İnsana, hayvana, bitkiye, doğaya ve hatta tüm evrene “iğrenilecek şey” gözüyle bakan namerdin şeytan hissinden başka bir hissiyatının olmadığını işte burada başka bir boyutuyla görüyoruz. Madem iğreniyorsun, madem insan yerine dahi koymuyorsun, nasıl böyle bir fiile girişebiliyorsun?

Çünkü Allah o Siyonist caniden ruhu çekip almış, o azgın, o namert, o aşağılık şey, şeytanıyla yaşıyor. Evet, o sadece bir “şey”. En büyük depremlerden, en ciddî yangınlardan, susuzluktan, açlıktan daha ağır bir musibet, daha ağır bir felâket, daha ağır bir imtihan.

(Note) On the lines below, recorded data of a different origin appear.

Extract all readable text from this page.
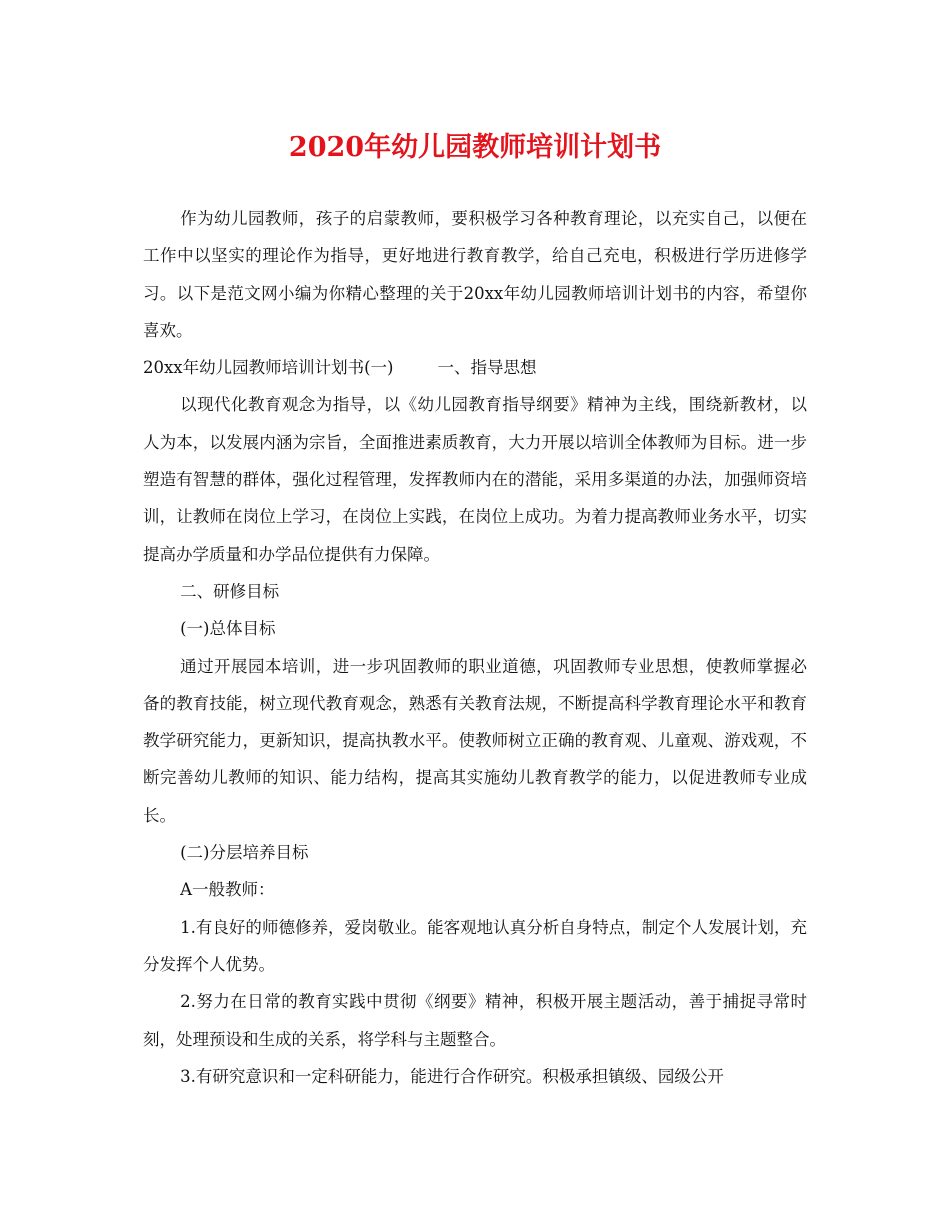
2020年幼儿园教师培训计划书

作为幼儿园教师，孩子的启蒙教师，要积极学习各种教育理论，以充实自己，以便在工作中以坚实的理论作为指导，更好地进行教育教学，给自己充电，积极进行学历进修学习。以下是范文网小编为你精心整理的关于20xx年幼儿园教师培训计划书的内容，希望你喜欢。

20xx年幼儿园教师培训计划书(一)	一、指导思想

以现代化教育观念为指导，以《幼儿园教育指导纲要》精神为主线，围绕新教材，以人为本，以发展内涵为宗旨，全面推进素质教育，大力开展以培训全体教师为目标。进一步塑造有智慧的群体，强化过程管理，发挥教师内在的潜能，采用多渠道的办法，加强师资培训，让教师在岗位上学习，在岗位上实践，在岗位上成功。为着力提高教师业务水平，切实提高办学质量和办学品位提供有力保障。

二、研修目标

(一)总体目标

通过开展园本培训，进一步巩固教师的职业道德，巩固教师专业思想，使教师掌握必备的教育技能，树立现代教育观念，熟悉有关教育法规，不断提高科学教育理论水平和教育教学研究能力，更新知识，提高执教水平。使教师树立正确的教育观、儿童观、游戏观，不断完善幼儿教师的知识、能力结构，提高其实施幼儿教育教学的能力，以促进教师专业成长。

(二)分层培养目标

A一般教师：

1.有良好的师德修养，爱岗敬业。能客观地认真分析自身特点，制定个人发展计划，充分发挥个人优势。

2.努力在日常的教育实践中贯彻《纲要》精神，积极开展主题活动，善于捕捉寻常时刻，处理预设和生成的关系，将学科与主题整合。

3.有研究意识和一定科研能力，能进行合作研究。积极承担镇级、园级公开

Bu imtihandan kurtulmak üzere bize düşen pek çok iş var. Bu işlerin en başında geleni ise boş işlerle uğraşmamak. Bu yüzden diyorum ki, Filistin’deki direnişi tıpkı bir İrlandalı, tıpkı bir İspanyol, tıpkı bir Japon gibi görmek istiyorum. Zira Türkiye’den bakınca önüme tonlarca malayani, tonlarca nifak koyuluyor. Ve benim artık bundan midem bulanıyor.

Livatacı Siyonist pisliklerden bu soykırımın hesabını nasıl soracağımızı düşünmek varken, “Siyonizm büyük harfle mi yazılır, küçük harfle mi?” gibi boş işlerle uğraşmak, midemi bulandırıyor.